Has having a multiplex test for respiratory infections impacted your COVID-19 testing?
DR. WATSON: As at many institutions, we really had to bring testing for SARS-CoV-2 online very quickly, and we initially had to use single analyte testing because that’s all that was available. This led to very high utilization of our clinical microbiology lab and took up the vast majority of our molecular diagnostic testing capacity. That really stressed our lab’s ability to perform some other key viral tests that needed the PCR thermal cyclers and other related hardware.
Today, we have access to a multiplex PCR panel that includes SARS-CoV-2, so we have more of an all-in-one solution that has eased the burden on our lab’s capacity. That’s been especially useful in pediatrics given that children and many adolescents had fairly mild presentations of SARS-CoV-2 that could have easily been confused with other common respiratory viruses.
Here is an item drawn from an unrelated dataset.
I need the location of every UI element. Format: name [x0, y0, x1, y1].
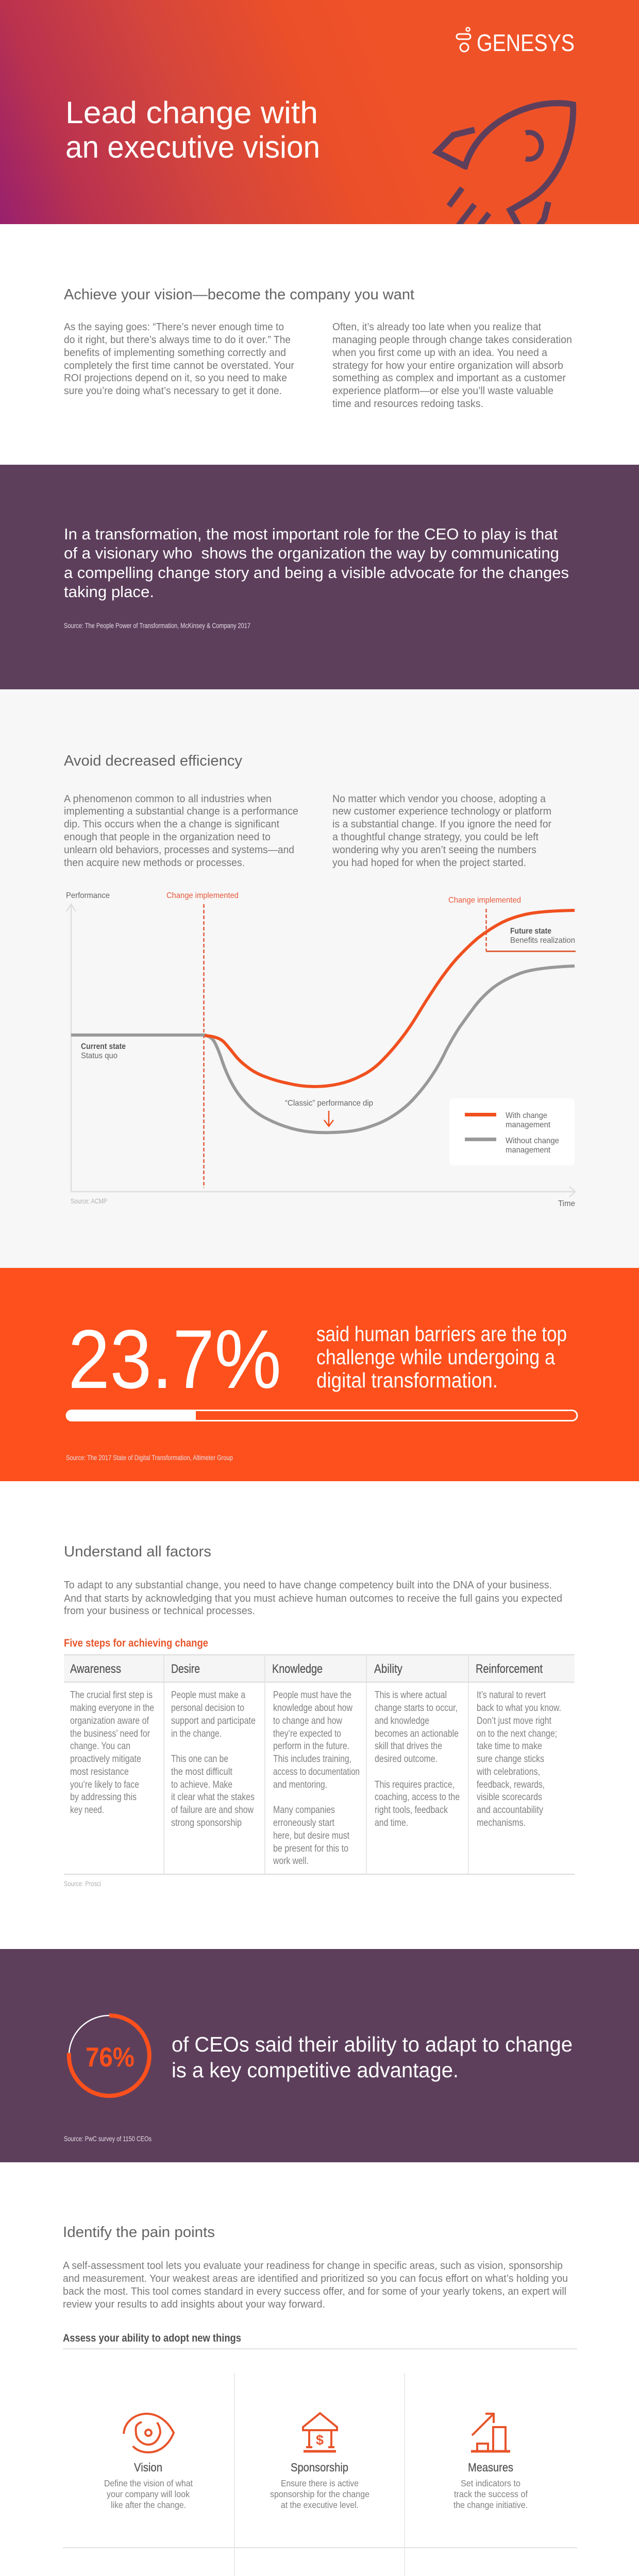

As we’re heading into the end of summer and the start of another fall season, we’re already seeing a surge in multiple parts of the country of several respiratory viruses that we did not see in 2020, including RSV, parainfluenza, and other seasonal respiratory pathogens. With those viruses back in circulation along with the ongoing and evolving SARS-CoV-2 variants, we may be in for a really challenging respiratory viral season. Consequently, syndromic panel testing is going to be vital to help identify and treat patients appropriately and effectively.